Les élèves de la réforme sont peu autonomes, éprouvent des difficultés en français et peinent à se concentrer longtemps dans les cours magistraux. Mais ils sont aussi excellents pour travailler en équipe et pour formuler leurs opinions révèle un nouveau rapport du ministère de l'Éducation du Québec (MELS).

Mis à jour le 28 août 2009
Ariane Lacoursière et Marie Allard LA PRESSE

Le document préparé par le Comité d'analyse du Programme de formation de l'école québécoise visait à préparer la transition pour la rentrée de 2010, alors que les premiers élèves issus du renouveau pédagogique (la réforme) feront leur entrée au collégial. On voulait entre autres savoir avec quel bagage les élèves arriveraient au cégep.

Dans son rapport, le ministère dresse le portrait type des élèves issus de la réforme. Parmi les principales caractéristiques relevées, on voit que «le jeune d'aujourd'hui fait preuve d'ouverture et de curiosité», qu'il préfère les «tâches concrètes et significatives à ses yeux», qu'il a «une capacité de communication accrue» et qu'il «n'a pas de difficulté à exprimer ses idées».

En revanche, «la qualité de son français, particulièrement à l'écrit, laisse à désirer». S'il est «responsable dans les travaux d'équipe», «il manque d'autonomie lorsqu'il doit travailler seul».

L'élève de la réforme est «stimulé par la diversité des activités», mais lors des cours magistraux, «il a de la difficulté à se concentrer sur une longue période».

Le président-directeur général de la Fédération des cégeps, Gaétan Boucher, se dit préoccupé par la situation.
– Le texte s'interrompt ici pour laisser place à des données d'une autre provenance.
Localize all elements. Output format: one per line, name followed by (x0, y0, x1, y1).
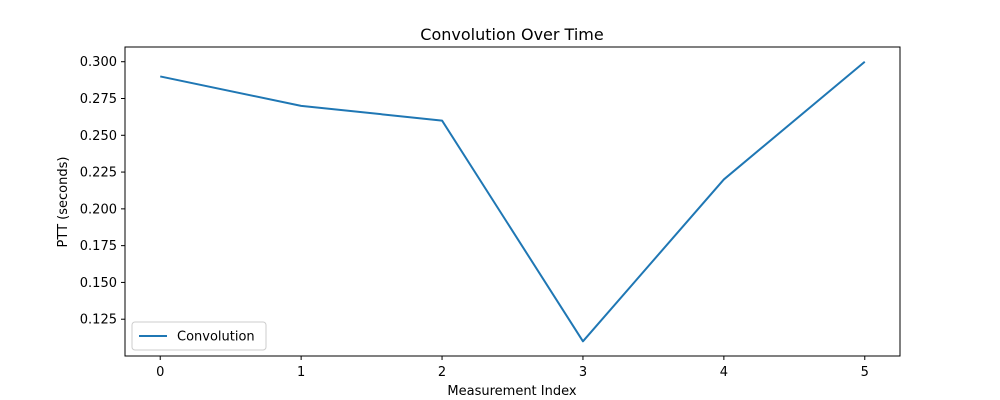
legend-box (131, 321, 267, 351)
legend: Convolution (131, 321, 267, 351)
x-tick-label: 1 (297, 365, 305, 380)
y-axis-label: PTT (seconds) (56, 157, 71, 248)
y-tick-label: 0.125 (80, 313, 117, 328)
x-axis-label: Measurement Index (447, 384, 576, 399)
x-tick-label: 4 (720, 365, 728, 380)
y-tick-label: 0.250 (80, 129, 117, 144)
chart-title: Convolution Over Time (420, 25, 603, 44)
x-tick-label: 0 (156, 365, 164, 380)
legend-label-convolution: Convolution (177, 330, 255, 345)
plot-frame (124, 46, 901, 357)
x-tick-label: 5 (861, 365, 869, 380)
x-tick-label: 3 (579, 365, 587, 380)
x-axis-ticks: 0 1 2 3 4 5 (156, 356, 869, 380)
plot-area (124, 46, 901, 357)
series-line-convolution (160, 60, 866, 343)
series-layer (160, 60, 866, 343)
y-axis-ticks: 0.125 0.150 0.175 0.200 0.225 0.250 0.275 0.300 (80, 55, 125, 328)
y-tick-label: 0.275 (80, 92, 117, 107)
y-tick-label: 0.300 (80, 55, 117, 70)
y-tick-label: 0.150 (80, 276, 117, 291)
y-tick-label: 0.175 (80, 239, 117, 254)
x-tick-label: 2 (438, 365, 446, 380)
y-tick-label: 0.200 (80, 202, 117, 217)
y-tick-label: 0.225 (80, 166, 117, 181)
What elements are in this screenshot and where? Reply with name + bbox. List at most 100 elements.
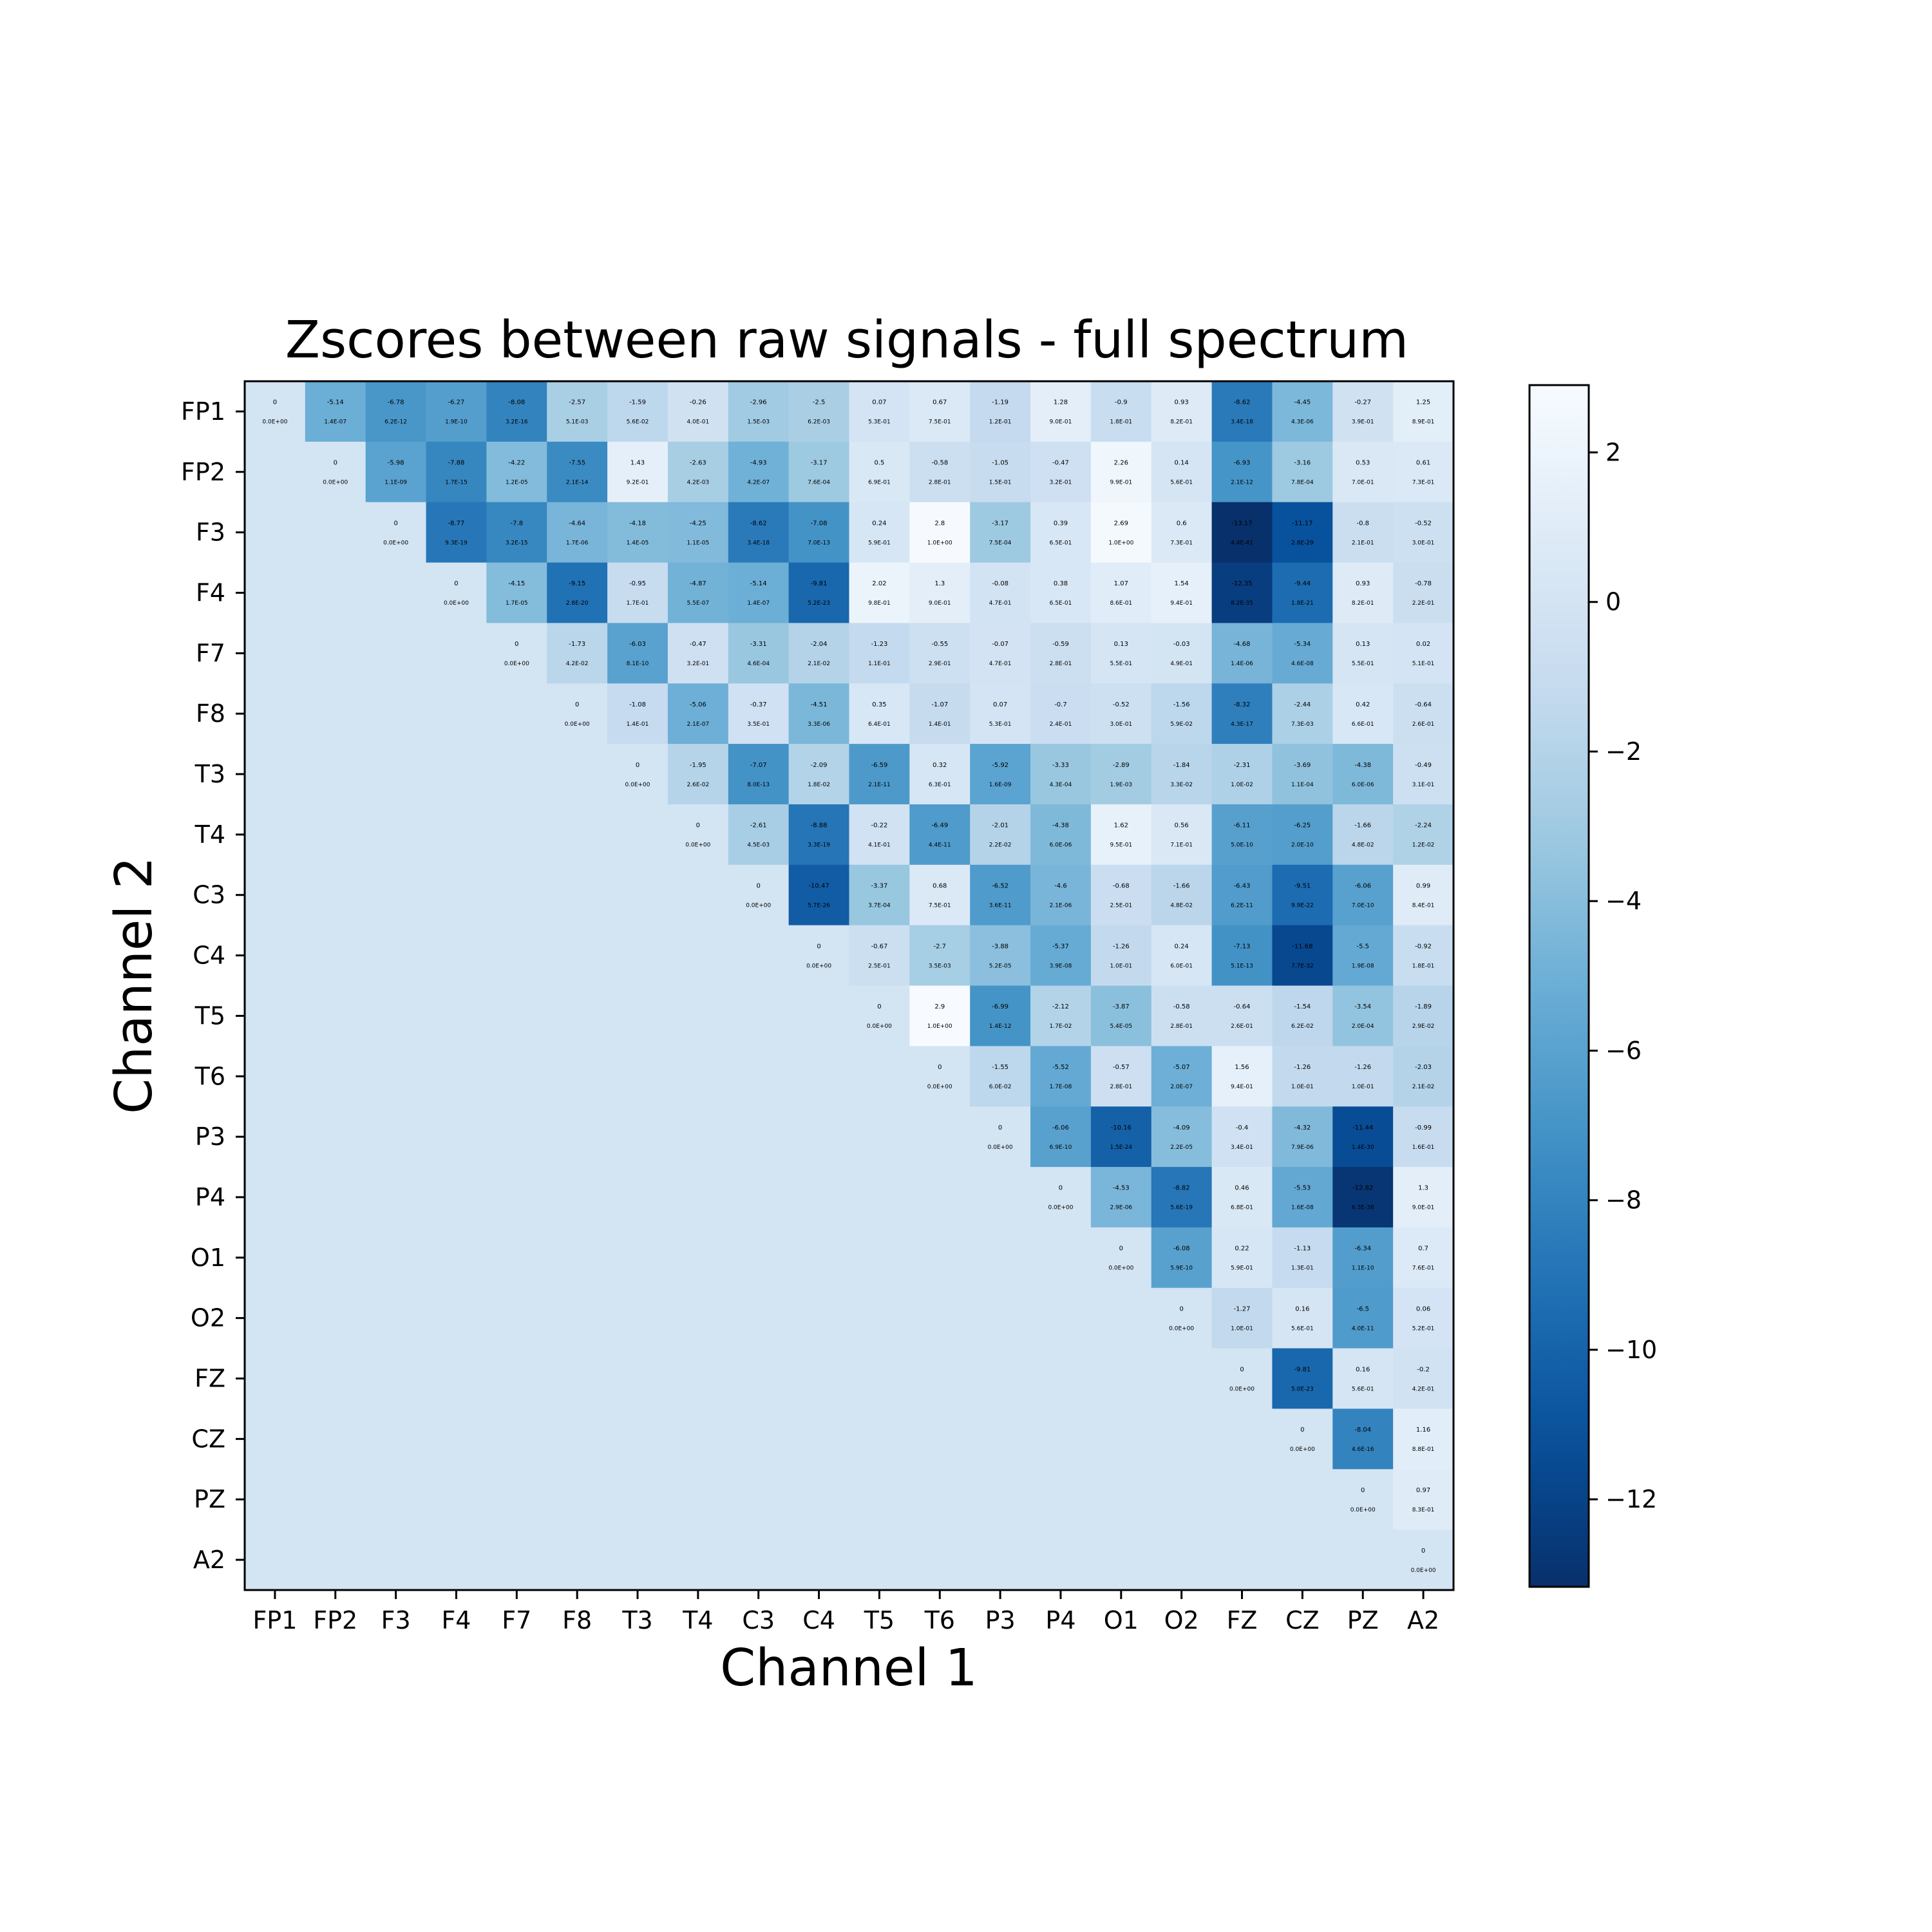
cell-pvalue-label: 5.2E-05 xyxy=(989,963,1012,969)
heatmap-cell xyxy=(607,985,668,1046)
cell-zscore-label: 2.69 xyxy=(1114,520,1128,527)
cell-pvalue-label: 1.8E-01 xyxy=(1110,419,1132,426)
cell-pvalue-label: 4.2E-01 xyxy=(1412,1386,1435,1392)
cell-zscore-label: -2.03 xyxy=(1415,1064,1432,1071)
cell-zscore-label: -0.64 xyxy=(1234,1003,1251,1010)
cell-zscore-label: -1.84 xyxy=(1173,762,1190,769)
colorbar-tick-label: −4 xyxy=(1605,887,1642,915)
cell-zscore-label: -0.67 xyxy=(871,943,887,950)
cell-zscore-label: -1.26 xyxy=(1354,1064,1371,1071)
heatmap-cell xyxy=(245,623,306,684)
cell-zscore-label: 0 xyxy=(1240,1366,1244,1373)
cell-zscore-label: -0.07 xyxy=(992,641,1009,648)
heatmap-cell xyxy=(486,562,547,623)
cell-pvalue-label: 5.9E-02 xyxy=(1170,721,1193,728)
heatmap-cell xyxy=(1211,683,1273,744)
cell-zscore-label: 0.07 xyxy=(993,701,1007,708)
cell-pvalue-label: 7.3E-01 xyxy=(1170,540,1193,546)
x-tick-label: F8 xyxy=(562,1606,592,1634)
cell-zscore-label: -2.09 xyxy=(811,762,828,769)
cell-pvalue-label: 1.6E-09 xyxy=(989,782,1012,788)
heatmap-cell xyxy=(486,1046,547,1107)
cell-pvalue-label: 7.3E-03 xyxy=(1291,721,1314,728)
cell-zscore-label: 1.54 xyxy=(1175,580,1189,587)
cell-pvalue-label: 5.9E-10 xyxy=(1170,1265,1193,1272)
cell-pvalue-label: 0.0E+00 xyxy=(806,963,831,969)
heatmap-cell xyxy=(245,381,306,442)
cell-pvalue-label: 1.6E-08 xyxy=(1291,1205,1314,1211)
x-tick-label: FP2 xyxy=(313,1606,357,1634)
heatmap-cell xyxy=(426,744,487,805)
heatmap-cell xyxy=(365,925,427,987)
heatmap-cell xyxy=(486,744,547,805)
cell-pvalue-label: 6.2E-12 xyxy=(384,419,407,426)
heatmap-cell xyxy=(1211,1530,1273,1591)
cell-pvalue-label: 6.3E-38 xyxy=(1352,1205,1374,1211)
cell-zscore-label: -1.07 xyxy=(931,701,948,708)
heatmap-cell xyxy=(1332,744,1394,805)
heatmap-cell xyxy=(1393,1227,1454,1289)
cell-zscore-label: -4.93 xyxy=(750,460,767,467)
heatmap-cell xyxy=(245,985,306,1046)
heatmap-cell xyxy=(1332,1348,1394,1410)
cell-zscore-label: -7.13 xyxy=(1234,943,1251,950)
cell-pvalue-label: 0.0E+00 xyxy=(444,600,469,607)
x-tick-label: T6 xyxy=(924,1606,955,1634)
cell-zscore-label: -4.68 xyxy=(1234,641,1251,648)
heatmap-cell xyxy=(607,381,668,442)
cell-zscore-label: 0 xyxy=(1421,1548,1425,1555)
heatmap-cell xyxy=(970,441,1031,503)
cell-pvalue-label: 1.4E-01 xyxy=(627,721,649,728)
cell-zscore-label: -0.47 xyxy=(690,641,706,648)
cell-zscore-label: -8.82 xyxy=(1173,1185,1190,1192)
heatmap-cell xyxy=(970,744,1031,805)
cell-zscore-label: -0.59 xyxy=(1052,641,1069,648)
cell-zscore-label: -3.17 xyxy=(811,460,828,467)
cell-zscore-label: 0 xyxy=(938,1064,942,1071)
cell-zscore-label: -4.45 xyxy=(1294,399,1311,406)
heatmap-cell xyxy=(1151,623,1213,684)
cell-pvalue-label: 0.0E+00 xyxy=(867,1023,892,1030)
heatmap-cell xyxy=(728,1046,790,1107)
heatmap-cell xyxy=(426,441,487,503)
cell-zscore-label: -6.59 xyxy=(871,762,887,769)
heatmap-cell xyxy=(1030,502,1092,564)
heatmap-cell xyxy=(426,623,487,684)
cell-zscore-label: -7.88 xyxy=(448,460,465,467)
cell-pvalue-label: 0.0E+00 xyxy=(323,480,348,486)
cell-zscore-label: 0 xyxy=(575,701,579,708)
heatmap-cell xyxy=(667,1408,729,1470)
cell-pvalue-label: 4.6E-16 xyxy=(1352,1446,1374,1453)
cell-pvalue-label: 1.4E-07 xyxy=(324,419,346,426)
heatmap-cell xyxy=(1332,441,1394,503)
heatmap-cell xyxy=(1211,1469,1273,1530)
cell-pvalue-label: 9.9E-01 xyxy=(1110,480,1132,486)
cell-pvalue-label: 3.5E-03 xyxy=(929,963,951,969)
colorbar-tick-label: −8 xyxy=(1605,1186,1642,1215)
cell-zscore-label: -5.5 xyxy=(1356,943,1369,950)
cell-pvalue-label: 5.6E-01 xyxy=(1291,1325,1314,1332)
heatmap-cell xyxy=(305,1287,366,1349)
heatmap-cell xyxy=(305,441,366,503)
cell-pvalue-label: 4.3E-04 xyxy=(1050,782,1072,788)
heatmap-cell xyxy=(1151,804,1213,866)
cell-zscore-label: 0 xyxy=(454,580,458,587)
heatmap-cell xyxy=(667,1287,729,1349)
heatmap-cell xyxy=(788,1106,850,1168)
cell-pvalue-label: 2.8E-29 xyxy=(1291,540,1314,546)
heatmap-cell xyxy=(607,1227,668,1289)
cell-zscore-label: 2.8 xyxy=(934,520,945,527)
heatmap-cell xyxy=(547,1227,608,1289)
heatmap-cell xyxy=(1272,441,1333,503)
x-tick-label: A2 xyxy=(1407,1606,1439,1634)
cell-pvalue-label: 3.4E-18 xyxy=(1231,419,1253,426)
heatmap-cell xyxy=(788,623,850,684)
heatmap-cell xyxy=(788,1530,850,1591)
heatmap-cell xyxy=(486,623,547,684)
heatmap-cell xyxy=(305,744,366,805)
heatmap-cell xyxy=(426,925,487,987)
cell-pvalue-label: 9.3E-19 xyxy=(445,540,468,546)
heatmap-cell xyxy=(1272,502,1333,564)
heatmap-cell xyxy=(547,744,608,805)
y-tick-label: T4 xyxy=(194,820,225,849)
Mais il ne veut pas porter de jugement hâtif. Déjà l'automne dernier, «j'avais dit combien j'étais préoccupé par l'arrivée de cette cohorte dans les collèges en 2010», dit-il. Depuis, un comité de travail réunissant commissions scolaires et cégeps a été mis sur pied par le ministère de l'Éducation. «Mais on demande à voir avant de croire», a souligné M. Boucher.

Son propre petit-fils, actuellement en quatrième secondaire, a été formé selon le renouveau pédagogique. «Je demande à mon fils: Alex sera-t-il prêt à entrer au collège? Il ne le sait pas.»

C'est à l'hiver 2011, quand les premiers résultats des élèves issus de la réforme sortiront, «qu'on saura en regardant les taux de réussite», a indiqué M. Boucher. Il y a là quelque chose de très préoccupant».

«Pas à la hauteur»

Dans son rapport, le MELS reconnaît que l'autonomie des élèves issus du renouveau pédagogique «n'est pas à la hauteur des attentes des enseignants ni des exigences du Programme de formation de l'école québécoise». Le Ministère avance même que les enseignants pourraient «pallier, le cas échéant, les manques de connaissances?» des jeunes, «sans toutefois niveler leur enseignement vers le bas».

Pour ce faire, le Ministère suggère aux enseignants de mener des tests en début d'année afin «d'évaluer le niveau de connaissances et d'apprendre à connaître les forces et les faiblesses des élèves».

Cette proposition choque le président de la Fédération des enseignantes et des enseignants de cégeps, Mario Beauchemin. «Ça va ajouter à la lourdeur de notre tâche. Comment faire ça alors qu'on a 40 à 45 élèves par classe?» demande-t-il. Selon M. Beauchemin, si ces tests diagnostiques deviennent obligatoires, il y aura «une petite révolte» chez les enseignants du collégial.